Escritor Ivan Thais
Las únicas gordas adorables son las mujeres embarazadas. Nos recuerdan los meses que estuvimos dichosos y totalmente protegidos en el vientre materno. Asimismo, los enormes pechos, la redondez corporal y la imposibilidad temporal de volver a concebir convierten a las gestantes en objetos del deseo.

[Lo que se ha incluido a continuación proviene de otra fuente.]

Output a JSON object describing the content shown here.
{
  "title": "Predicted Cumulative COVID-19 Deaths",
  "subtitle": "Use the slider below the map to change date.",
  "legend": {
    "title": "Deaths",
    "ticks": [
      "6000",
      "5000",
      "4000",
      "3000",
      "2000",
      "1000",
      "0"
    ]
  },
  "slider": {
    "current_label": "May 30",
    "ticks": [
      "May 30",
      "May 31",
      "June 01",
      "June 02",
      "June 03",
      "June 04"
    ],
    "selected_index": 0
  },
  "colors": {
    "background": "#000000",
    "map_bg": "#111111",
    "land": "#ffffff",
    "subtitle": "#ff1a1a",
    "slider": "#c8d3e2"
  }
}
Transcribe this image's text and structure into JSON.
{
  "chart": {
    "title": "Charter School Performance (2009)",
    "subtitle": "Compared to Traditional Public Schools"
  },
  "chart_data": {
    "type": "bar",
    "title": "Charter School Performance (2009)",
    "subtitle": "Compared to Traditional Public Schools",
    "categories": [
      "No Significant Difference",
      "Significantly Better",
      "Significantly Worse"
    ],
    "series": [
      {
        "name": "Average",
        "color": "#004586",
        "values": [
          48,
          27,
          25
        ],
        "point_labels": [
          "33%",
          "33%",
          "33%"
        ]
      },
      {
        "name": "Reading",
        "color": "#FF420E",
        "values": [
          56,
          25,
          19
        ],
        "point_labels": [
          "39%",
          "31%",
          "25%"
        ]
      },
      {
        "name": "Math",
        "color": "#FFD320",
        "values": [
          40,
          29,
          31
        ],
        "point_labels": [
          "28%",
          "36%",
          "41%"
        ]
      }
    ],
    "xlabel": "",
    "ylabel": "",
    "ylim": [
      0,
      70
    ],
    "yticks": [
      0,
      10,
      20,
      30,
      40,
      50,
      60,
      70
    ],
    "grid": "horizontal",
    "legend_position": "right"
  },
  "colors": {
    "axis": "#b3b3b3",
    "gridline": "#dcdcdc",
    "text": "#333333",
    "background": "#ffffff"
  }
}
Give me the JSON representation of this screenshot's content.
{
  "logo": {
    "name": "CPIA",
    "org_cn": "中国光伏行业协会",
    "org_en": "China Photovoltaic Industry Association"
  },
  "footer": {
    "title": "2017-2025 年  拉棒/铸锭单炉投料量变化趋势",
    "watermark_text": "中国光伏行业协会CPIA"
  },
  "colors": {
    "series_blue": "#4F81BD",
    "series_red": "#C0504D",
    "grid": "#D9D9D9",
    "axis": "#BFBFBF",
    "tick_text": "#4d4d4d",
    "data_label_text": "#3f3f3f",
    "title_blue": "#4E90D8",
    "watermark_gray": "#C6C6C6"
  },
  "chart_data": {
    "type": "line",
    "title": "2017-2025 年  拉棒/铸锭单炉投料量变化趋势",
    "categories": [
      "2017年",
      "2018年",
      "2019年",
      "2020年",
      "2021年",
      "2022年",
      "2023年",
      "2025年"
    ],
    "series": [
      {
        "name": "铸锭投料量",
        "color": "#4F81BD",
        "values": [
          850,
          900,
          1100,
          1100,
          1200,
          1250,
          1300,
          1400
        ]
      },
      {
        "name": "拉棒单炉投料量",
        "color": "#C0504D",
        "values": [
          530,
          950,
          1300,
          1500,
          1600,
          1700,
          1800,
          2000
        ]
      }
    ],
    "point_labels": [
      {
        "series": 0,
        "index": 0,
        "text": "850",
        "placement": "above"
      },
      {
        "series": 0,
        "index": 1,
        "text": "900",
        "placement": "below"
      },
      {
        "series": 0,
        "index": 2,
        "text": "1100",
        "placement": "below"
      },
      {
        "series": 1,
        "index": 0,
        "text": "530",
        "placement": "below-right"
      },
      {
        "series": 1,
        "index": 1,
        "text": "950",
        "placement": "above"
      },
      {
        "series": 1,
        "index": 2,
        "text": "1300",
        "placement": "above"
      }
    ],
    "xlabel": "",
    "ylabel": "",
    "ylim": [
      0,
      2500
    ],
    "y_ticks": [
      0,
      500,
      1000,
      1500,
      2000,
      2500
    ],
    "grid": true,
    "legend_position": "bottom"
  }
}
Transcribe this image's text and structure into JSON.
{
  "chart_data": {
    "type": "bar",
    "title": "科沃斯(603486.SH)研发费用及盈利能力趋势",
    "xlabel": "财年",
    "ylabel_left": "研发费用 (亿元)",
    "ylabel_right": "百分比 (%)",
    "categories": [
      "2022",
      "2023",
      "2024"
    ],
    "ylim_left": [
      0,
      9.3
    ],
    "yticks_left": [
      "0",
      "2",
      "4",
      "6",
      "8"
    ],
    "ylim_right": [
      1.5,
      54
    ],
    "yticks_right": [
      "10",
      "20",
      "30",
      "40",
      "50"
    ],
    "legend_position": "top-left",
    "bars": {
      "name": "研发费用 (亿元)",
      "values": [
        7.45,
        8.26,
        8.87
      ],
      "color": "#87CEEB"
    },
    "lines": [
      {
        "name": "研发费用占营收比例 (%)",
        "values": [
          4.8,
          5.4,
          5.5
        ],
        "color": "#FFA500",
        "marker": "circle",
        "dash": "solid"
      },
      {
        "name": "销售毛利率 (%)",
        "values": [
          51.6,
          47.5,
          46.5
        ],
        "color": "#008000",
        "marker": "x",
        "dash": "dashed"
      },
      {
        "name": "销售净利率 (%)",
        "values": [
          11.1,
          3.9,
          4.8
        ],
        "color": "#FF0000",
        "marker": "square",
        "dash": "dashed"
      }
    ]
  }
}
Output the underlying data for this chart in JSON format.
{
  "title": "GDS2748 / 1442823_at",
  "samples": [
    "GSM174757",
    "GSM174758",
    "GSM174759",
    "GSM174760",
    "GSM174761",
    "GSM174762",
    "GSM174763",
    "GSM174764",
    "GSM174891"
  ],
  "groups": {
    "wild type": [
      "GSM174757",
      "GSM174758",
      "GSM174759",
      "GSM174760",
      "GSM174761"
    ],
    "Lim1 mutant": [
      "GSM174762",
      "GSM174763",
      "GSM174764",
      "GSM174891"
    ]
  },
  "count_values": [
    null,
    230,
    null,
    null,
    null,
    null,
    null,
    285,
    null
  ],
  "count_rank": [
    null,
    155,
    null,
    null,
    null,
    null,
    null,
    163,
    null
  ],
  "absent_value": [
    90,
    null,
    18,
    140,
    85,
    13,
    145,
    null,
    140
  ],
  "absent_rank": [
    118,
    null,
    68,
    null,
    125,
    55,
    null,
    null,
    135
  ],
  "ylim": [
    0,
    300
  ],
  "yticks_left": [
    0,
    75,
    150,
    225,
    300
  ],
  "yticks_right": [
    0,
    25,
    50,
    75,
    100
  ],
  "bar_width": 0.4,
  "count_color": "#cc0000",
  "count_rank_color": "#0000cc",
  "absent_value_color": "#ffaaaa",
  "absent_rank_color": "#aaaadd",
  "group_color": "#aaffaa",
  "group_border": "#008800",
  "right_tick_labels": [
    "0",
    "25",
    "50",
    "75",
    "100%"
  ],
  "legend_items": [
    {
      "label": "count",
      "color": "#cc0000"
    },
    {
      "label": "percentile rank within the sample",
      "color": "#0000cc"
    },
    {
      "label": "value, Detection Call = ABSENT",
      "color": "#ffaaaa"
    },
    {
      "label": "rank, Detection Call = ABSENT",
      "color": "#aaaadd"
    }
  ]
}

Esta reflexión viene a cuento luego de leer *Un lugar llamado Oreja de Perro*, la reciente novela del escritor peruano Ivan Thais. Es la historia de un periodista limeño de 35 años, redactor de un semanario, quien es enviado al pueblo ayacuchano Oreja de Perro, a cubrir una noticia. El protagonista estaba pasando por una difícil etapa. Hacia un lustro, en el mejor momento de su carrera, había conducido un programa de televisión. Después se caso y tuvo un hijo que falleció a los cuatro años de edad debido a una enfermedad rarísima. La separación de su esposa y la perdida de su crío lo dejo desmoralizado. Sin embargo, este viaje a Ayacucho lo impacta favorablemente ya que se enamora de una joven provinciana. Jazmín nació en un caserío cercano a la ciudad de Huamanga. Huérfana temprana de su padre, perdió a su madre quien fue secuestrada y desaparecida por los militares. Cuando el personaje de la novela conoce a Jazmín, ella está en cinco meses de gestación, preñada por un suboficial que la abandono. La chica embarazada es capaz de realizar predicciones y posee un talento especial para combatir la melancolía. Es optimista gracias al niño que está esperando, se siente acompañada y necesaria para su futuro bebe. A pesar de haber sufrido los horrores de la guerra contra el terrorismo de Sendero Luminoso, Jazmín ha dejado atrás el rencor y es una persona resuelta a tratar de ser feliz. El reportero siente que Jazmín y la anunciada criatura podrían cambiar su vida tan llena de tristeza por la soledad. En Huamanga, el cronista también conoce a un grupo de antropólogos egresados de la Universidad Católica. Estos profesionales son veinteañeros que trabajan para la Comisión de la Verdad. Los describe como racistas que desprecian a los quechua hablantes y frívolos que solo piensan en drogas, psicoanálisis, alcohol y sexo. En conclusión, *Un lugar llamado Oreja de Perro* es un libro regionalista que relata las vicisitudes de un antihéroe. Jazmín representa a la belleza y la esperanza provinciana, mientras que el periodista encarna la desorientación y la ansiedad de los habitantes capitalinos.